VANCOUVER -- A BC Liberal candidate in Surrey is defending himself against allegations of forgery levelled in a lawsuit over a property deal that fell apart three years ago.
The candidate, Dave Hans in Surrey-Guildford, says the dispute began with another lawsuit he filed first, and says it’s no coincidence his former business partner is speaking out towards the end of an election campaign.
“I initiated this matter and brought it in front of court myself,” Hans told CTV News, saying he was the one trying to set things right after the deal went south.
Hans, who is a professional engineer, says he and a business partner, Aditya Sood, entered into a joint venture to purchase the lands.

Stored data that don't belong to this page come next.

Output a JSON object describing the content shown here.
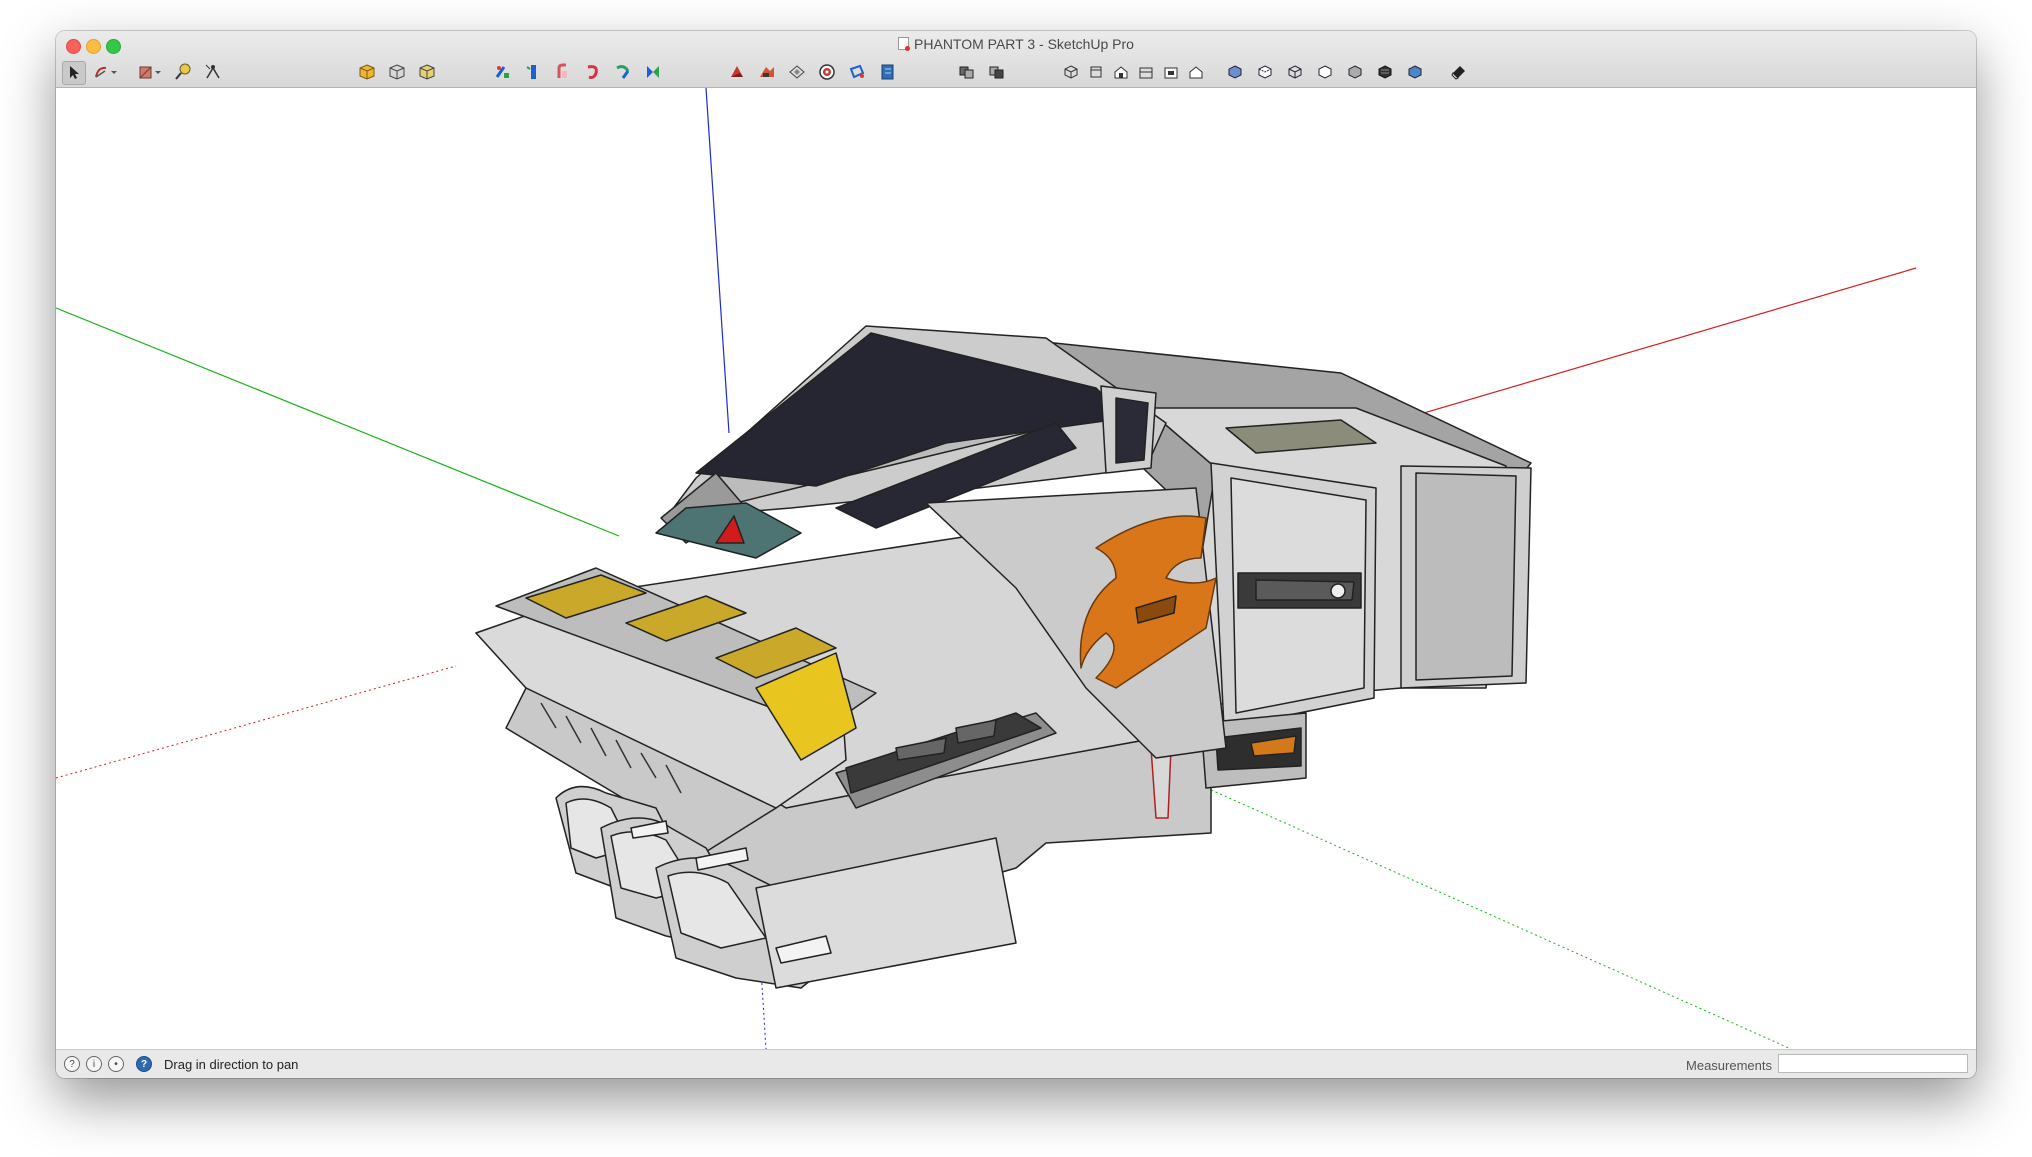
{
  "window": {
    "title": "PHANTOM PART 3 - SketchUp Pro"
  },
  "toolbar": {
    "groups": [
      [
        "select-tool",
        "line-tool",
        "eraser-tool",
        "tape-measure-tool",
        "text-tool"
      ],
      [
        "components-box-icon",
        "component-options-icon",
        "component-attributes-icon"
      ],
      [
        "move-tool",
        "push-pull-tool",
        "rotate-tool",
        "follow-me-tool",
        "scale-tool",
        "offset-tool"
      ],
      [
        "sandbox-from-contours-icon",
        "sandbox-smoove-icon",
        "section-plane-icon",
        "warehouse-icon",
        "extension-icon",
        "layout-send-icon"
      ],
      [
        "solid-tools-icon",
        "intersect-icon"
      ],
      [
        "iso-view-icon",
        "top-view-icon",
        "front-view-icon",
        "right-view-icon",
        "back-view-icon",
        "left-view-icon"
      ],
      [
        "xray-style-icon",
        "back-edges-style-icon",
        "wireframe-style-icon",
        "hidden-line-style-icon",
        "shaded-style-icon",
        "shaded-textures-style-icon",
        "monochrome-style-icon"
      ],
      [
        "styles-icon"
      ]
    ]
  },
  "status": {
    "message": "Drag in direction to pan",
    "measurements_label": "Measurements",
    "measurements_value": ""
  }
}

But Hans claimed in court documents that Sood sold the land for $1.6 million without him instead. So he sued, claiming in court documents that the "relationship been Sood and Hans broke down" and that "Sood has been unjustly enriched.”
A Supreme Court judge ordered that $800,000 – half of the property sale proceeds – be held in trust while the lawsuits are sorted out.
But Sood told CTV News on Wednesday that he’s the victim, alleging in his own lawsuit that their business agreement was forged. He pointed to a report he commissioned for the lawsuit that questions the signatures on the document.
“We ordered a signature expert saying this signature is not our signature,” he said. “My signature is the question mark. Who signed that?”
The lawsuit was supposed to be dealt over the summer, but court time was hard to get during a pandemic, said Sood’s lawyer, Pavan Grewal.
And she said the parties are looking at court dates as late as 2022.
“All of that depends on COVID and that has caused a number of delays,” she said.
With only about a week to go before the election, the dispute has been covered widely in a variety of Punjabi-language media outlets in Surrey.
That’s prompted Hans to ask his lawyer to send Sood a cease-and-desist letter.
“Our client strongly suspects that your malicious campaign of vilification is conducted for the malicious purpose of increasing the pressure on Mr. Hans to settle the dispute which has tied up the land and now your capital,” wrote lawyer David Sutherland.
But Sood denied his interviews have been anything but responses to questions from the media.
“My focus is not to ruin a political career. When my case was started in 2018, I didn’t know that two years later he would be standing for the election. I can’t see the future,” he said.